A garden that grows fewer weeds, produces more vegetables and is easier to care for is the aim of just about every gardener. Raised bed gardens can do all of that. The soil is never compacted, so roots can dig in deeper, producing stronger plants that shade out much of the weed growth common in other gardens. Raised beds take a bit of work the first year, but the work pays off many times over in the results you'll see year after year.
The simplest form of a raised garden is a double dug mound. Remove the topsoil from your garden bed and set it aside. Loosen the soil underneath for about 6 inches. Replace the topsoil, mixing it with compost and adding more commercial topsoil if needed. Form the returned dirt into a mound that is raised up higher than the surrounding ground. Plant in this mound.
Bed With Walls
Raised bed gardens with walls are more permanent structures. Beds are dug in much the same way as a mound, but permanent walls are created. Make walls out of bricks, cinder blocks, plastic edging or boards. Make sure that the walls are weatherproof and sturdy. You can pave paths between these beds with gravel or mulch for an attractive look.

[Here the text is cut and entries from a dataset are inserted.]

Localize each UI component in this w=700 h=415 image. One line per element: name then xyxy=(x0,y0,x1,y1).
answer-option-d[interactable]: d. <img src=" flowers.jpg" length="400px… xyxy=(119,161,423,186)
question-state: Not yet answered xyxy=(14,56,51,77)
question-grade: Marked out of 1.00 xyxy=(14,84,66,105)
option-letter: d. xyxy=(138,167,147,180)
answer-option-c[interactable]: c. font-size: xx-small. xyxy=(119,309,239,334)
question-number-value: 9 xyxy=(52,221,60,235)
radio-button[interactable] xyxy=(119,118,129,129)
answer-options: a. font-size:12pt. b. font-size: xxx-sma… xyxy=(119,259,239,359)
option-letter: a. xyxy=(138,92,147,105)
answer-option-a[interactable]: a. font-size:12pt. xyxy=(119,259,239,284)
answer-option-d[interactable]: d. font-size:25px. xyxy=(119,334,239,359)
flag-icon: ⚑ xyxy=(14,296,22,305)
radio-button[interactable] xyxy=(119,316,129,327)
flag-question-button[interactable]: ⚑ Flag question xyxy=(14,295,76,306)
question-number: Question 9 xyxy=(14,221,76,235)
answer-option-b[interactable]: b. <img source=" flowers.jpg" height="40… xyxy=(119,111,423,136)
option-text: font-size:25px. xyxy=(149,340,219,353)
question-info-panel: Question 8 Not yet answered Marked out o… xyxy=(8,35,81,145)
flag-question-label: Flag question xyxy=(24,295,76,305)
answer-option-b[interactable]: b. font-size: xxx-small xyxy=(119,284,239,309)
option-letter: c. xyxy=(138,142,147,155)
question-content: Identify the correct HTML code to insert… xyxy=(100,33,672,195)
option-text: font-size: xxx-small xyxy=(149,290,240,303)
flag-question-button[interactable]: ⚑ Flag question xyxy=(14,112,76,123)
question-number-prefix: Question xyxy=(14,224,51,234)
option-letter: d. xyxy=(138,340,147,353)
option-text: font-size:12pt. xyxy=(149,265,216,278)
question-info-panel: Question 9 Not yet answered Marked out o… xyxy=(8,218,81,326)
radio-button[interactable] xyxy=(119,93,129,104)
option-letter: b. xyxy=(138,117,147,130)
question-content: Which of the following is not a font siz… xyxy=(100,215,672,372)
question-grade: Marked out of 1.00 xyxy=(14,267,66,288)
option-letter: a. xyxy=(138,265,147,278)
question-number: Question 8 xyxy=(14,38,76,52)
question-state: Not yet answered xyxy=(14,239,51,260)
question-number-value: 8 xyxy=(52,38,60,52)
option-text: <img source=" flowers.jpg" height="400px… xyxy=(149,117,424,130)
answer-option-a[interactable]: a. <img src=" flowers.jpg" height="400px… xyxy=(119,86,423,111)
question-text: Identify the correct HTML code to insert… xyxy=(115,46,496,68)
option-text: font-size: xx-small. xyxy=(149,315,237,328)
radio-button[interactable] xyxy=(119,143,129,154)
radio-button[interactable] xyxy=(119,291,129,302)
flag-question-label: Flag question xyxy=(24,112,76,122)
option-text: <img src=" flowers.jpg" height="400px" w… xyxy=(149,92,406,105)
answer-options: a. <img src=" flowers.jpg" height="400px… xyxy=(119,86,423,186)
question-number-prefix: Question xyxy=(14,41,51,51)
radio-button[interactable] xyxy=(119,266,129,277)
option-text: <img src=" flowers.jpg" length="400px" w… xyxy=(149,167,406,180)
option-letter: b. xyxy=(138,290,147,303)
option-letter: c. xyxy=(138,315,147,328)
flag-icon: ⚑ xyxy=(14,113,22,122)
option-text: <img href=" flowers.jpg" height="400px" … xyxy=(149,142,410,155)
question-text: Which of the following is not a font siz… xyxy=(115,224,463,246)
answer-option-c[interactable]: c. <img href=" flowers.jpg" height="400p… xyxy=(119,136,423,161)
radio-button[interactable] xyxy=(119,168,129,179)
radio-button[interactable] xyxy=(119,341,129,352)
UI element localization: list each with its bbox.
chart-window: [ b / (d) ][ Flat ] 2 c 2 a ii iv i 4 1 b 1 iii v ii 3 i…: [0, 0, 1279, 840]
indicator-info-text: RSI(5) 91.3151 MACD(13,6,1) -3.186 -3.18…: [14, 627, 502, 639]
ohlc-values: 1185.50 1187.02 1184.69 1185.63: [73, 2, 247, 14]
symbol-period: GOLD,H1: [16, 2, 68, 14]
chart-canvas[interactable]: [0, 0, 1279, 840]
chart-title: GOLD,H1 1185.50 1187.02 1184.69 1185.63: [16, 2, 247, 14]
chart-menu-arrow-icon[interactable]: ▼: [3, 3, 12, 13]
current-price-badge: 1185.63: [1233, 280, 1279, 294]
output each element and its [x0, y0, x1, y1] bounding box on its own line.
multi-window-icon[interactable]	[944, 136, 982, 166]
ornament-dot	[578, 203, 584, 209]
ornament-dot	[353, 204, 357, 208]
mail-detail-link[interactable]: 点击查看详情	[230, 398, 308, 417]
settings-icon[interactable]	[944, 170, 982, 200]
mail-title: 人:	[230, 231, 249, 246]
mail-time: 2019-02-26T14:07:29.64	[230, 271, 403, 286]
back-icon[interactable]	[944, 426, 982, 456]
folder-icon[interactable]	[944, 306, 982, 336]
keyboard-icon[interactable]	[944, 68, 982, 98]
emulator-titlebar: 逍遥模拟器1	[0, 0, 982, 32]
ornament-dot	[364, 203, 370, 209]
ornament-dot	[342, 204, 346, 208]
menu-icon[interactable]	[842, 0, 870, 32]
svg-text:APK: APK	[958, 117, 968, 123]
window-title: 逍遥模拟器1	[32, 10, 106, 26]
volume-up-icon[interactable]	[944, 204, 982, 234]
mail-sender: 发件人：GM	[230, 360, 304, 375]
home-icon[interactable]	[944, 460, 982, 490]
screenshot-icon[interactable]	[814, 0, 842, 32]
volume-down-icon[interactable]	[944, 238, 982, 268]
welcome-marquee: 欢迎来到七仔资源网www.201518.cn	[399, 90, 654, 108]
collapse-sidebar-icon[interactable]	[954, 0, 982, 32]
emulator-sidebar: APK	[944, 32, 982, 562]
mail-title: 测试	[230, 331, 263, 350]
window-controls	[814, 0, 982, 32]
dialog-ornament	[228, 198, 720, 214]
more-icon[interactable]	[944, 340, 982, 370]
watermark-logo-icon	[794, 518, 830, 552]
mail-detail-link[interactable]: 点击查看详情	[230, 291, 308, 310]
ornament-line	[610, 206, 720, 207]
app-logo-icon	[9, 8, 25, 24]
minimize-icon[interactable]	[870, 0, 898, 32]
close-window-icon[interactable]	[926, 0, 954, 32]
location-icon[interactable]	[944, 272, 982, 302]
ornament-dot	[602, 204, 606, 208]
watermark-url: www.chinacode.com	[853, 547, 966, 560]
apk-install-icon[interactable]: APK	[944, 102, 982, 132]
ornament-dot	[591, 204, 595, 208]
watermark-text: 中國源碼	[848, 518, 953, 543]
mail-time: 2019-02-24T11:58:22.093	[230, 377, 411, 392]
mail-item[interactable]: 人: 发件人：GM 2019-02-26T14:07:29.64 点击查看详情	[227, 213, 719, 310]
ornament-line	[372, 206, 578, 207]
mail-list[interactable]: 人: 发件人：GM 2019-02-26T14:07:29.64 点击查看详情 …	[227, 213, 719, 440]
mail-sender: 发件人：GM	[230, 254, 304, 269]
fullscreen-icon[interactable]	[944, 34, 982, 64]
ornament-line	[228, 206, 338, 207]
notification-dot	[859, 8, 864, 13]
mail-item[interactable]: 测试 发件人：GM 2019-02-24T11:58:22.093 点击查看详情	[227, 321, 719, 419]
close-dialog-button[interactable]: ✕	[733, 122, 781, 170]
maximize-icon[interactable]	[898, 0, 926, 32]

Raised Beds for the Handicapped
Raised beds can be built on legs for an accessible garden for wheelchair users and for those who have a difficult time bending. Build a box at least 8 inches deep and at least 3 feet across. Build legs to hold the garden or place it on an old unused sturdy table. Drill holes in the bottom of the box, line it with screening and fill it with a mixture of topsoil and compost. These beds can be planted just like any others. Vining plants can hang down from the garden rather than growing up a trellis for easier access.